そしてわたしのゼリーも有名なの?初耳なんですけど。
何のゼリーかは想像がつくけれどさ。以前作っていたわたしそっくりの分身ゼリーだよね。料理長さん、まだ作り続けていたのか。
そんなわけでゼリーやらお菓子やらを楽しみながらのお茶会に。
とりあえずララちゃんはなんか大丈夫そうなヒロインっぽい子、といった感じだった。
学校に来る前は平民として暮らしていたのだから貴族的なマナーがわからないのは当たり前だけれど、ちゃんと分別は弁えている子のようだ。貴族には貴族のマナーがあるものだからと勉強しているようだし、ルーに指摘された部分は謝罪とお礼を言って直すように努める。
わたし平民だからわかんなーい、身分なんてくだらないですぅー、えーんいじめられてるぅー、みたいな子じゃなくて本当に良かった。
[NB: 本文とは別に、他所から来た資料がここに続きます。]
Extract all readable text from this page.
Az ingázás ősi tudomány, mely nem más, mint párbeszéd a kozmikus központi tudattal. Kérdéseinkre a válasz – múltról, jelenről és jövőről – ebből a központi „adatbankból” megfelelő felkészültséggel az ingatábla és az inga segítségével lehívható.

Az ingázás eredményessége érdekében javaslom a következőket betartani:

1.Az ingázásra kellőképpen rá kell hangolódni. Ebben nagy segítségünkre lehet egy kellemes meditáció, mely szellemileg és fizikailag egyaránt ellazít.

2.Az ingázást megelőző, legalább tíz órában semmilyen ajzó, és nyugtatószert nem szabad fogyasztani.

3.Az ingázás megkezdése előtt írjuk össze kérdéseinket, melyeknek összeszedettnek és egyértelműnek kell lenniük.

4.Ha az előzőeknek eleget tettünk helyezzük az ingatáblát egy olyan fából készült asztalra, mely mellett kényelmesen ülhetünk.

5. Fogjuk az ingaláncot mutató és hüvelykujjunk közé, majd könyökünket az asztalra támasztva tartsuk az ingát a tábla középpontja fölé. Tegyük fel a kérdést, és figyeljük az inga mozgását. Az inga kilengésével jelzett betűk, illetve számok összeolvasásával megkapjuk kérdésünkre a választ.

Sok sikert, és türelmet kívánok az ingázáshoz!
「ねえ、ご家族の方の怪我を治す前って、魔法を使ったことはなかったの?」
ルーの質問にもびくびくしたりすることはなく、恐縮はしているものの笑顔で受け答えをしている。
「はい。わたしの家では魔法を使える人ってそんなにいなかったので……幼い頃訓練場に行った時にも大した魔力はなかったようでしたので、それきりでした」
「成長して、魔力も強くなったのかしら?」
「そうみたいです。練習なしでここまで変化があるのは珍しいらしいですけど」
「それも光属性だものね。すごいわ!」
「いえ、わたし、何もしていませんし……これまでずっと努力されてきた人たちの方がずっと、すごいと思います。わたしもこれから、誰かを助けていきたいです」
大してないと思っていた魔力がいつの間にか成長していたら、それはびっくりするだろうね。ご家族の人は大怪我だって言っていたし、ララちゃんもその時は必死だったのだろう。
自分にすごい力があるのだとわかっても、ララちゃんに驕った様子はない。このまま学んでいったのなら、揉めることもなく良好なまま卒業までいきそうだなあ。
「私もララのお手伝いをするわ。勉強とかでわからないことがあったら、言ってね。他に困ったことがある時も」
「はい!ありがとうございます!」
これからララちゃんは大変なことも多いだろうけれど、大丈夫そうだ。そしてこれなら乙女ゲーム案件は未発生、ということだろう。やったね。